Le Variazioni op. 10 tuttavia, anticipano per altri versi futuri orientamenti dell'autore. Esse si basano su una melodia tratta dalla raccolta di temi popolari "Sulla musica di Podhale" [O muzyce podhalanskiej] curata da Jan Kleczyriski nel 1888; Podhale, "Vallata montana", è la regione meridionale della Polonia, ricca di una tradizione folklorica romanticizzata nella immaginazione patriottica polacca. La scelta di questa melodia ha dunque anche un significato patriottico.
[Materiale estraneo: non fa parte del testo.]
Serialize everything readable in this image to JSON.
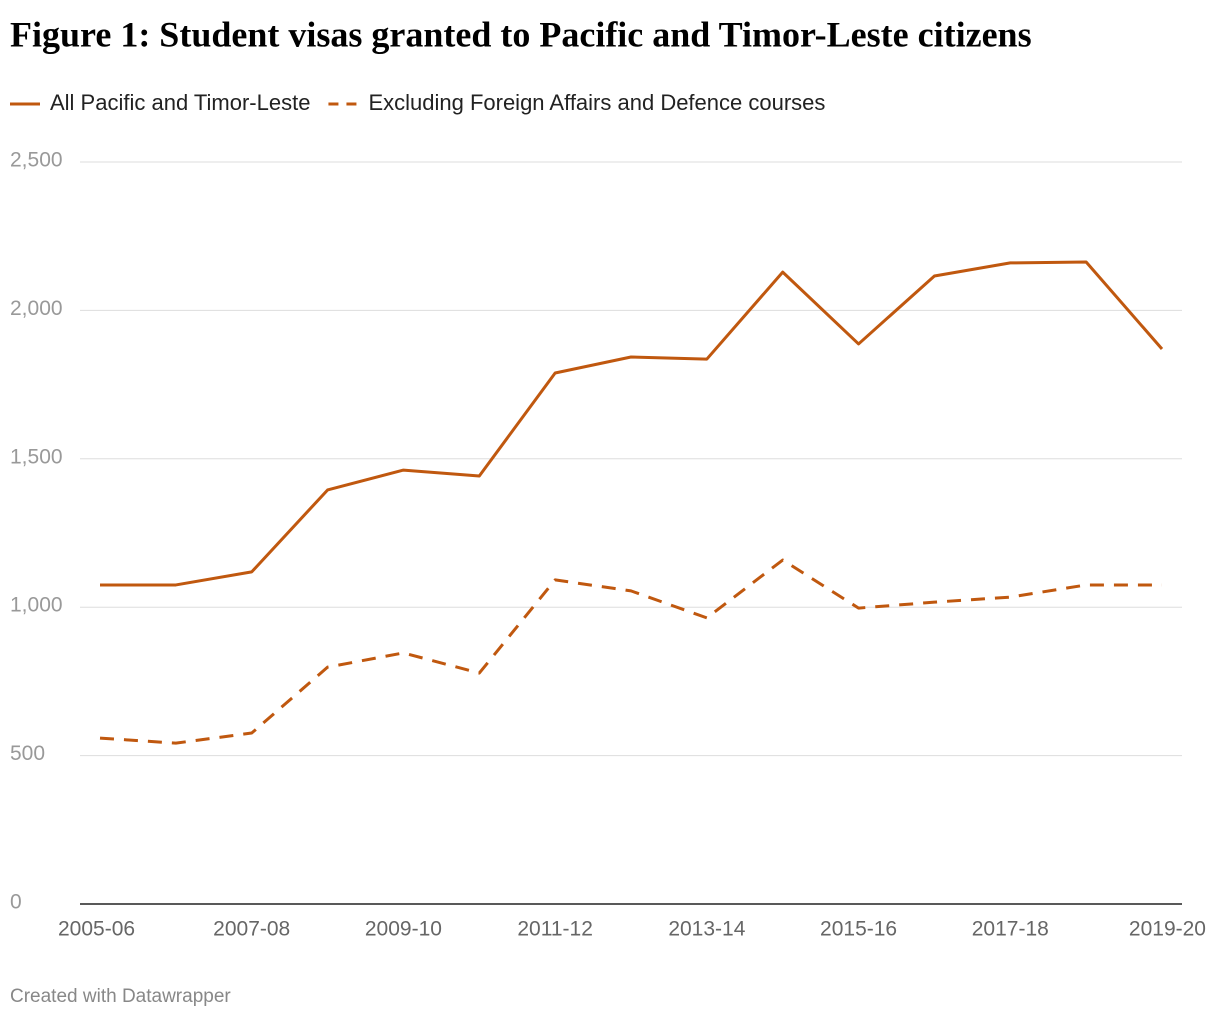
{
  "chart_data": {
    "type": "line",
    "title": "Figure 1: Student visas granted to Pacific and Timor-Leste citizens",
    "credit": "Created with Datawrapper",
    "categories": [
      "2005-06",
      null,
      "2007-08",
      null,
      "2009-10",
      null,
      "2011-12",
      null,
      "2013-14",
      null,
      "2015-16",
      null,
      "2017-18",
      null,
      "2019-20"
    ],
    "series": [
      {
        "name": "All Pacific and Timor-Leste",
        "color": "#c0580f",
        "line_style": "solid",
        "values": [
          1075,
          1075,
          1119,
          1395,
          1462,
          1442,
          1789,
          1843,
          1836,
          2129,
          1887,
          2116,
          2160,
          2163,
          1870
        ]
      },
      {
        "name": "Excluding Foreign Affairs and Defence courses",
        "color": "#c0580f",
        "line_style": "dashed",
        "values": [
          559,
          542,
          576,
          798,
          846,
          778,
          1092,
          1055,
          964,
          1159,
          997,
          1017,
          1034,
          1075,
          1075
        ]
      }
    ],
    "ylim": [
      0,
      2500
    ],
    "yticks": [
      0,
      500,
      {
        "value": 1000,
        "label": "1,000"
      },
      {
        "value": 1500,
        "label": "1,500"
      },
      {
        "value": 2000,
        "label": "2,000"
      },
      {
        "value": 2500,
        "label": "2,500"
      }
    ],
    "grid": true,
    "legend": "top-left"
  }
}
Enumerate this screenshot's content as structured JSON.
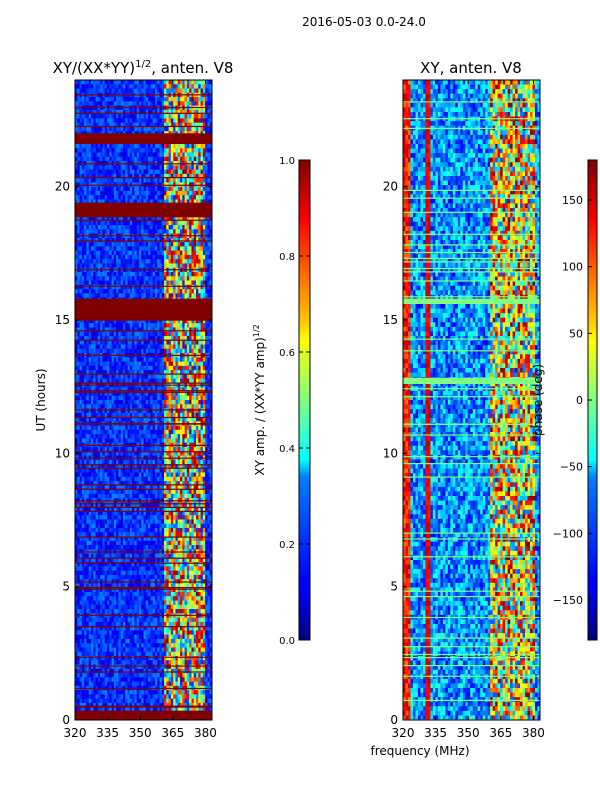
{
  "figure_title": "2016-05-03 0.0-24.0",
  "colors": {
    "dark_red": "#800000",
    "dark_blue": "#00008f",
    "mid_blue": "#0000ff",
    "cyan": "#00ffff",
    "yellow": "#ffff00",
    "red": "#ff0000",
    "light_green": "#80ff80"
  },
  "chart_data": [
    {
      "type": "heatmap",
      "title_prefix": "XY/(XX*YY)",
      "title_exp": "1/2",
      "title_suffix": ", anten. V8",
      "ylabel": "UT (hours)",
      "xlabel": "",
      "xlim": [
        320,
        383
      ],
      "ylim": [
        0,
        24
      ],
      "xticks": [
        320,
        335,
        350,
        365,
        380
      ],
      "yticks": [
        0,
        5,
        10,
        15,
        20
      ],
      "colorbar": {
        "label_prefix": "XY amp. / (XX*YY amp)",
        "label_exp": "1/2",
        "range": [
          0.0,
          1.0
        ],
        "ticks": [
          "0.0",
          "0.2",
          "0.4",
          "0.6",
          "0.8",
          "1.0"
        ]
      },
      "saturated_bands_hours": [
        [
          0.0,
          0.35
        ],
        [
          15.0,
          15.8
        ],
        [
          18.85,
          19.4
        ],
        [
          21.6,
          22.0
        ]
      ]
    },
    {
      "type": "heatmap",
      "title": "XY, anten. V8",
      "ylabel": "",
      "xlabel": "frequency (MHz)",
      "xlim": [
        320,
        383
      ],
      "ylim": [
        0,
        24
      ],
      "xticks": [
        320,
        335,
        350,
        365,
        380
      ],
      "yticks": [
        0,
        5,
        10,
        15,
        20
      ],
      "colorbar": {
        "label": "phase (deg)",
        "range": [
          -180,
          180
        ],
        "ticks": [
          "150",
          "100",
          "50",
          "0",
          "−50",
          "−100",
          "−150"
        ]
      },
      "gap_bands_hours": [
        [
          15.6,
          15.8
        ],
        [
          12.6,
          12.8
        ]
      ]
    }
  ]
}
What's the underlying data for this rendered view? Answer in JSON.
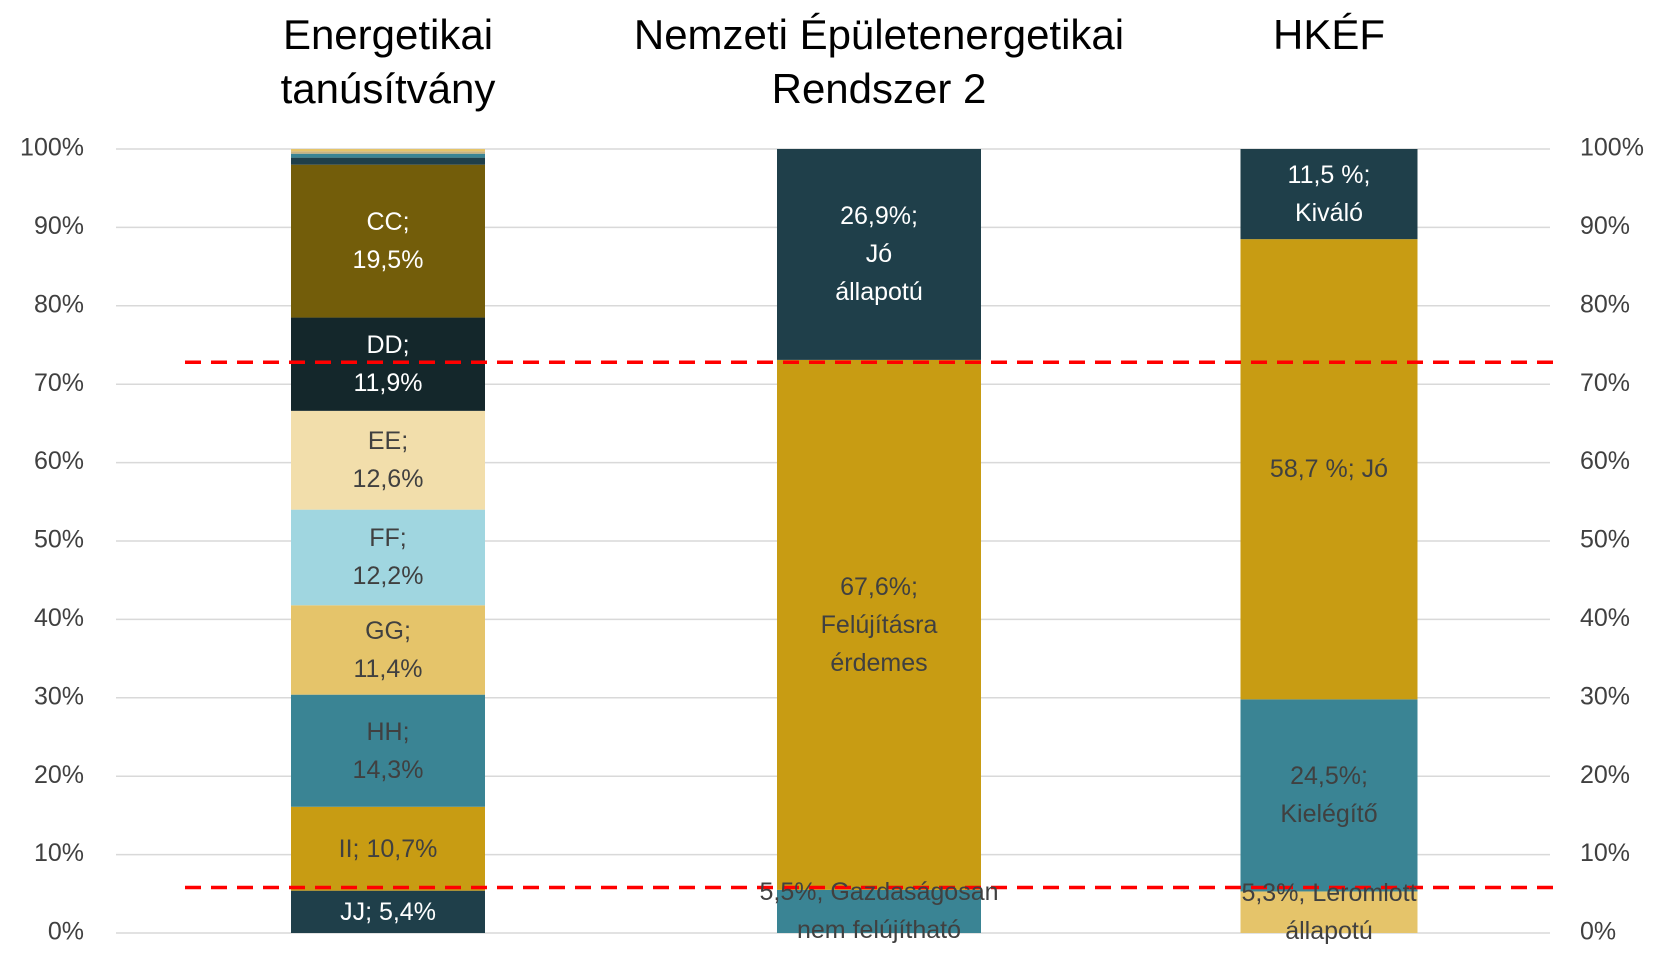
{
  "chart_data": {
    "type": "stacked_bar",
    "bars": [
      {
        "name": "Energetikai tanúsítvány",
        "values": [
          5.4,
          10.7,
          14.3,
          11.4,
          12.2,
          12.6,
          11.9,
          19.5,
          0.9,
          0.5,
          0.3,
          0.3
        ],
        "value_labels": [
          "JJ; 5,4%",
          "II; 10,7%",
          "HH;\n14,3%",
          "GG;\n11,4%",
          "FF;\n12,2%",
          "EE;\n12,6%",
          "DD;\n11,9%",
          "CC;\n19,5%",
          null,
          null,
          null,
          null
        ],
        "colors": [
          "#1f3f4a",
          "#c89c13",
          "#3a8494",
          "#e5c46a",
          "#a0d6e0",
          "#f2deab",
          "#14272b",
          "#735d0a",
          "#1f3f4a",
          "#3a8494",
          "#c8b280",
          "#e5c46a"
        ],
        "label_colors": [
          "#ffffff",
          "#404040",
          "#404040",
          "#404040",
          "#404040",
          "#404040",
          "#ffffff",
          "#ffffff",
          null,
          null,
          null,
          null
        ]
      },
      {
        "name": "Nemzeti Épületenergetikai Rendszer 2",
        "values": [
          5.5,
          67.6,
          26.9
        ],
        "value_labels": [
          "5,5%, Gazdaságosan\nnem felújítható",
          "67,6%;\nFelújításra\nérdemes",
          "26,9%;\nJó\nállapotú"
        ],
        "colors": [
          "#3a8494",
          "#c89c13",
          "#1f3f4a"
        ],
        "label_colors": [
          "#404040",
          "#404040",
          "#ffffff"
        ]
      },
      {
        "name": "HKÉF",
        "values": [
          5.3,
          24.5,
          58.7,
          11.5
        ],
        "value_labels": [
          "5,3%, Leromlott\nállapotú",
          "24,5%;\nKielégítő",
          "58,7 %; Jó",
          "11,5 %;\nKiváló"
        ],
        "colors": [
          "#e5c46a",
          "#3a8494",
          "#c89c13",
          "#1f3f4a"
        ],
        "label_colors": [
          "#404040",
          "#404040",
          "#404040",
          "#ffffff"
        ]
      }
    ],
    "ylim": [
      0,
      100
    ],
    "yticks": [
      {
        "value": 0,
        "label": "0%"
      },
      {
        "value": 10,
        "label": "10%"
      },
      {
        "value": 20,
        "label": "20%"
      },
      {
        "value": 30,
        "label": "30%"
      },
      {
        "value": 40,
        "label": "40%"
      },
      {
        "value": 50,
        "label": "50%"
      },
      {
        "value": 60,
        "label": "60%"
      },
      {
        "value": 70,
        "label": "70%"
      },
      {
        "value": 80,
        "label": "80%"
      },
      {
        "value": 90,
        "label": "90%"
      },
      {
        "value": 100,
        "label": "100%"
      }
    ],
    "y2lim": [
      0,
      100
    ],
    "y2ticks": [
      {
        "value": 0,
        "label": "0%"
      },
      {
        "value": 10,
        "label": "10%"
      },
      {
        "value": 20,
        "label": "20%"
      },
      {
        "value": 30,
        "label": "30%"
      },
      {
        "value": 40,
        "label": "40%"
      },
      {
        "value": 50,
        "label": "50%"
      },
      {
        "value": 60,
        "label": "60%"
      },
      {
        "value": 70,
        "label": "70%"
      },
      {
        "value": 80,
        "label": "80%"
      },
      {
        "value": 90,
        "label": "90%"
      },
      {
        "value": 100,
        "label": "100%"
      }
    ],
    "grid": true,
    "reference_lines": [
      {
        "value": 72.8,
        "color": "#ff0000"
      },
      {
        "value": 5.8,
        "color": "#ff0000"
      }
    ]
  }
}
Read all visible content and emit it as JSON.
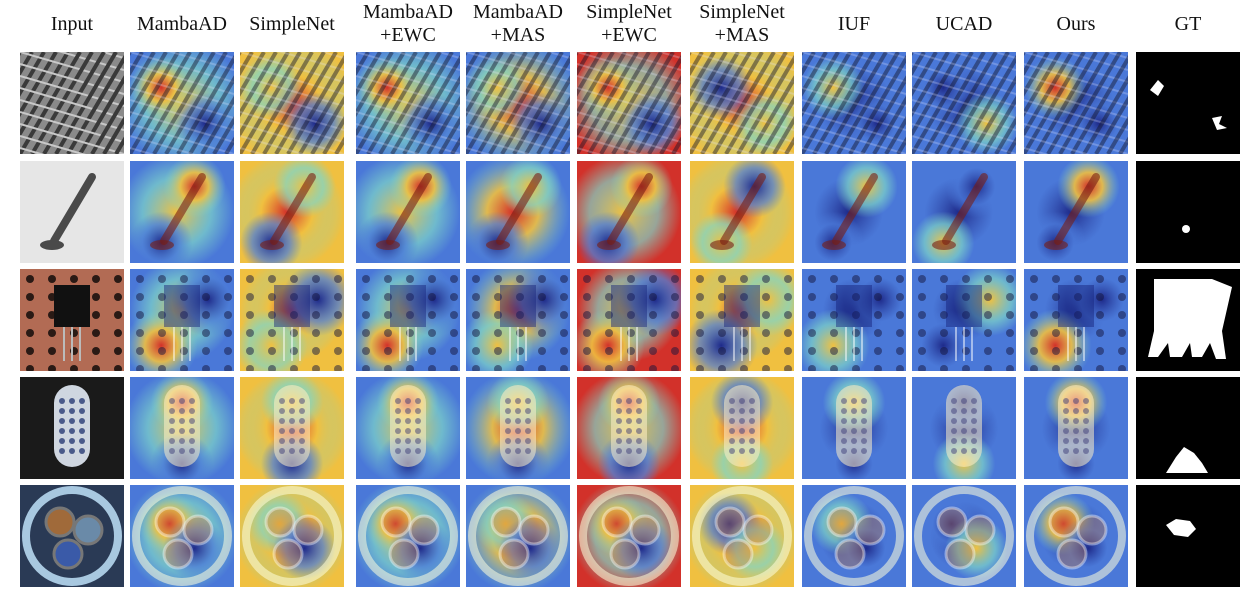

Negli anni seguenti Szymanowski si allontanerà dall'uso della musica popolare, per tornarvi solo negli anni Venti, quando, con l'indipendenza raggiunta dalla Polonia dopo la guerra mondiale, il problema di una cultura autenticamente polacca divenne pressante negli ambienti intellettuali. Il medesimo tema riapparirà allora nel balletto Harnasie, scritto fra il 1923 e il 1931. "Cerchiamo che la nostra musica sia 'nazionale' nelle sue caratteristiche polacche", scrisse il compositore, "ma non esiti a sforzarsi di conseguire l''universalità'. Sia nazionale, ma non provinciale".
Parole, queste, che si adattano singolarmente bene anche al giovanile ciclo di variazioni. Le diverse influenze sono qui assimilate non senza qualche diseguaglianza stilistica, ma con un chiaro progetto d'insieme che porta la melodia popolare, attraverso molti passaggi conflittuali, verso una conclusiva trionfale affermazione. Una breve introduzione (Andante doloroso rubato) prepara il campo con un rapsodico preludiare al tema vero e proprio (Andantino semplice): una melodia di sofferta cantabilità, sottolineata dalla sua apparizione nuda, senza accompagnamento, all'ottava, rivestita presto di screziature cromatiche. Le variazioni si succedono sfruttando vari stilemi pianistici (tema alla mano sinistra, con cascata di sestine alla destra; tema in accordi alla destra, con marcate ottave alla sinistra; tema trasformato in ottave alla destra; e via dicendo). Colpisce soprattutto la grande abilità negli effetti della scrittura, e il calcolo mirato con cui le diverse variazioni seguono la loro logica di contrasti. Nella successione delle diverse sezioni, spicca l'ottava variazione, Marcia funebre, dove il perfetto percorso di tensione-distensione, le sonorità di campane alla mano sinistra, e più in generale l'atmosfera di mistico fatalismo recano la traccia di una forte personalità. Per contro, se la nona variazione è una rapida introduzione alla decima e ultima, questo Finale (Allegro vivo, Trionfando), per quanto impreziosito al centro da un umoristico fugato, è forse la pagina più convenzionale, legata ancora a Liszt nella sua conclusione non scevra di retorica. Non a caso, in alcune sue passate esecuzioni Krystian Zimerman tagliò da questa decima variazione quasi cinquanta battute, per limarne qualche ridondanza, e rendere così ancor più accattivante il lavoro giovanile di Szymanowski.